Thursday, November 20, 2014

Get Out

Just yesterday I was talking to two colleagues about the prospects of administering yet one more universal test for yet one more data point. "Fortunately the pendulum seems to be swinging away from this insanity," I said.

"You know how education is," another teacher said. "This has been going on for, what, about ten years? It's going to be something new, soon."

"What do you think that will be?" asked the third of us.

There were shrugs all around, but at some point in the conversation we came up with what we thought was the exact opposite of the now in schools across our country. "Experiential education?" someone suggested. "Where the kids actually get to do things?"

We laughed, but it was definitely rueful. Back when this testing trend started, I never believed I'd be at a school or in a system where field trips were considered, at best, unnecessary, and at worst, detrimental, but that's definitely the climate I'm teaching in now. While every sixth grader is soon to have an iPad, our bus budget has been slashed so that if we want to take more than one trip a year, we will have to charge the students for transportation.
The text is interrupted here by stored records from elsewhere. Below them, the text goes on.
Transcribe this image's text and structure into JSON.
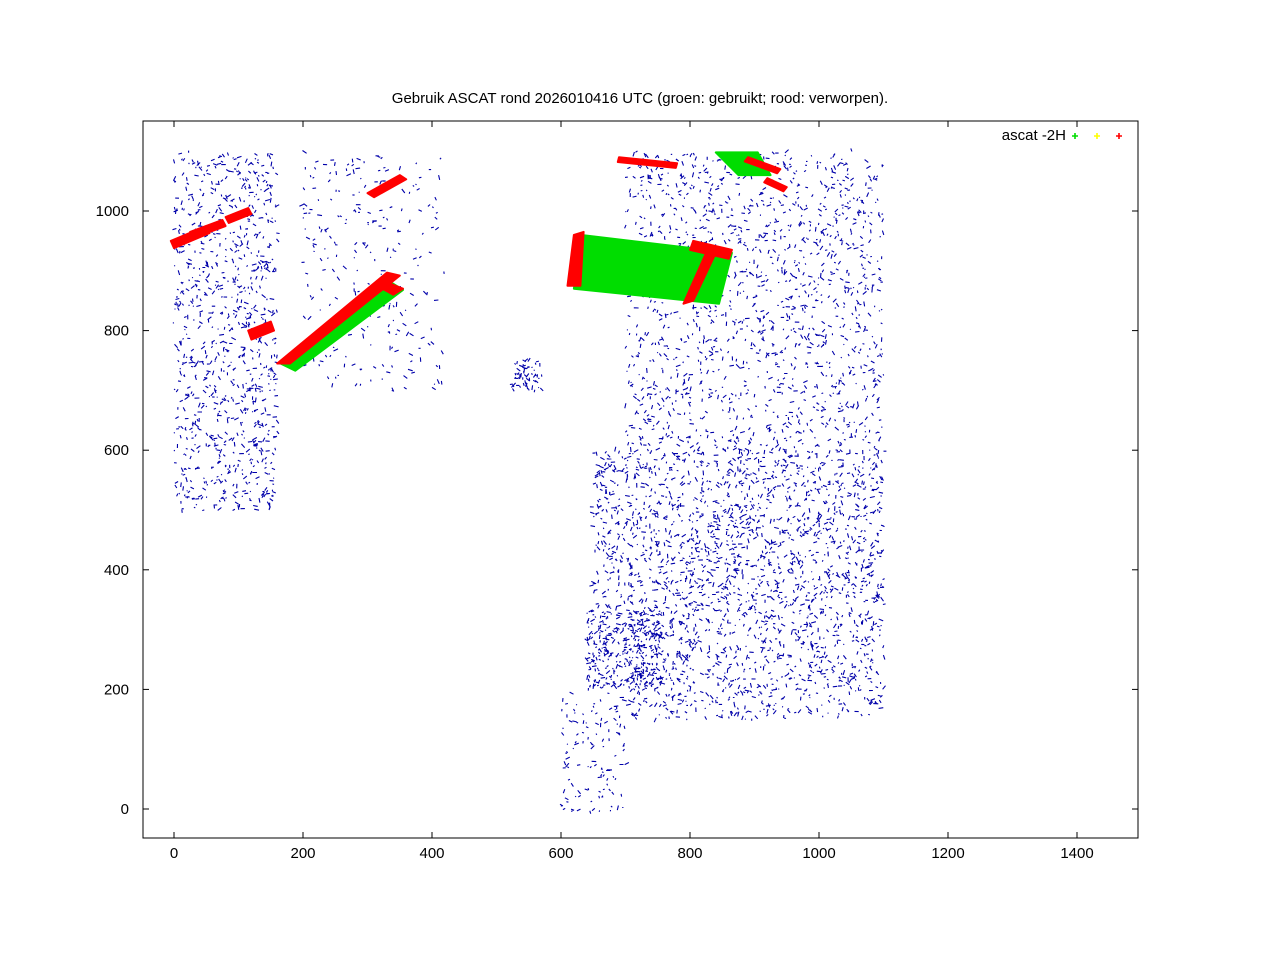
{
  "chart_data": {
    "type": "scatter",
    "title": "Gebruik ASCAT rond 2026010416 UTC (groen: gebruikt; rood: verworpen).",
    "xlabel": "",
    "ylabel": "",
    "xlim": [
      -50,
      1490
    ],
    "ylim": [
      -50,
      1120
    ],
    "x_ticks": [
      0,
      200,
      400,
      600,
      800,
      1000,
      1200,
      1400
    ],
    "y_ticks": [
      0,
      200,
      400,
      600,
      800,
      1000
    ],
    "x_tick_labels": [
      "0",
      "200",
      "400",
      "600",
      "800",
      "1000",
      "1200",
      "1400"
    ],
    "y_tick_labels": [
      "0",
      "200",
      "400",
      "600",
      "800",
      "1000"
    ],
    "grid": false,
    "legend_position": "top-right",
    "legend": {
      "label": "ascat -2H",
      "series": [
        {
          "marker": "+",
          "color": "#00dd00"
        },
        {
          "marker": "+",
          "color": "#ffff00"
        },
        {
          "marker": "+",
          "color": "#ff0000"
        }
      ]
    },
    "coastline_color": "#0000aa",
    "series": [
      {
        "color": "#00dd00",
        "swaths": [
          {
            "polygon": [
              [
                165,
                745
              ],
              [
                330,
                885
              ],
              [
                355,
                868
              ],
              [
                188,
                733
              ]
            ]
          },
          {
            "polygon": [
              [
                630,
                960
              ],
              [
                865,
                930
              ],
              [
                845,
                845
              ],
              [
                620,
                870
              ]
            ]
          },
          {
            "polygon": [
              [
                840,
                1098
              ],
              [
                905,
                1098
              ],
              [
                925,
                1060
              ],
              [
                875,
                1060
              ]
            ]
          }
        ]
      },
      {
        "color": "#ff0000",
        "swaths": [
          {
            "polygon": [
              [
                160,
                745
              ],
              [
                180,
                745
              ],
              [
                350,
                892
              ],
              [
                330,
                897
              ]
            ]
          },
          {
            "polygon": [
              [
                315,
                875
              ],
              [
                340,
                860
              ],
              [
                355,
                870
              ],
              [
                332,
                880
              ]
            ]
          },
          {
            "polygon": [
              [
                300,
                1030
              ],
              [
                350,
                1060
              ],
              [
                360,
                1053
              ],
              [
                310,
                1023
              ]
            ]
          },
          {
            "polygon": [
              [
                25,
                965
              ],
              [
                75,
                985
              ],
              [
                80,
                975
              ],
              [
                30,
                955
              ]
            ]
          },
          {
            "polygon": [
              [
                80,
                990
              ],
              [
                115,
                1005
              ],
              [
                120,
                995
              ],
              [
                85,
                980
              ]
            ]
          },
          {
            "polygon": [
              [
                -5,
                950
              ],
              [
                50,
                975
              ],
              [
                55,
                963
              ],
              [
                0,
                938
              ]
            ]
          },
          {
            "polygon": [
              [
                120,
                785
              ],
              [
                155,
                800
              ],
              [
                150,
                815
              ],
              [
                115,
                800
              ]
            ]
          },
          {
            "polygon": [
              [
                620,
                960
              ],
              [
                635,
                965
              ],
              [
                630,
                875
              ],
              [
                610,
                875
              ]
            ]
          },
          {
            "polygon": [
              [
                805,
                950
              ],
              [
                865,
                935
              ],
              [
                860,
                920
              ],
              [
                800,
                935
              ]
            ]
          },
          {
            "polygon": [
              [
                790,
                845
              ],
              [
                805,
                850
              ],
              [
                840,
                930
              ],
              [
                825,
                930
              ]
            ]
          },
          {
            "polygon": [
              [
                690,
                1090
              ],
              [
                780,
                1080
              ],
              [
                778,
                1072
              ],
              [
                688,
                1082
              ]
            ]
          },
          {
            "polygon": [
              [
                890,
                1090
              ],
              [
                940,
                1070
              ],
              [
                935,
                1063
              ],
              [
                885,
                1083
              ]
            ]
          },
          {
            "polygon": [
              [
                920,
                1055
              ],
              [
                950,
                1040
              ],
              [
                945,
                1033
              ],
              [
                915,
                1048
              ]
            ]
          }
        ]
      }
    ]
  }
}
Today happened to be the day of our only field trip this year. We took the students to a local nature center where they participated in a program about energy. The visit involved walking through a community garden that had been winterized, and seeing the rescued raptors (a red-tailed hawk, great horned owl, and two barred owls). As we ate our lunch, chickadees, nuthatches, woodpeckers, and titmice flocked to the feeders just outside the window, and two deer grazed at the edge of the woods below us.

All the students showed some interest in what they were seeing and hearing about, but one girl in particular sought me out and sat next to me at lunch. She is a very nice kid, but often distracted and silly in my class. Her grades are mediocre and below, mostly because she doesn't get her work done. When you talk to her about it, she agrees good-naturedly to try to do better, but academic success seems like a low priority.

Today she was animated and engaged. She loved the raptors, was fascinated by the deer and the other birds, and had something relevant to say about every exhibit. As she chattered excitedly at lunch about everything we'd seen so far, I hardly recognized her as the child who usually sits so passively in my room.

Her test scores are low compared to those of her peers, and it's a cliche to point out that they don't tell the whole story. But that part of the story that data leaves untold may be best discovered away from the traditional classroom, and we'll never know what it is if we don't get out there.

1 comment:

  1. Maybe Waldorf schools should fall under the Experiential education label. I'm sorry to tell you, but my son goes on a nature field trip THREE TIMES a week. Rain, snow, or shine! Poor starved PS kids. First food restrictions, now air restrictions. What next, learning itubes?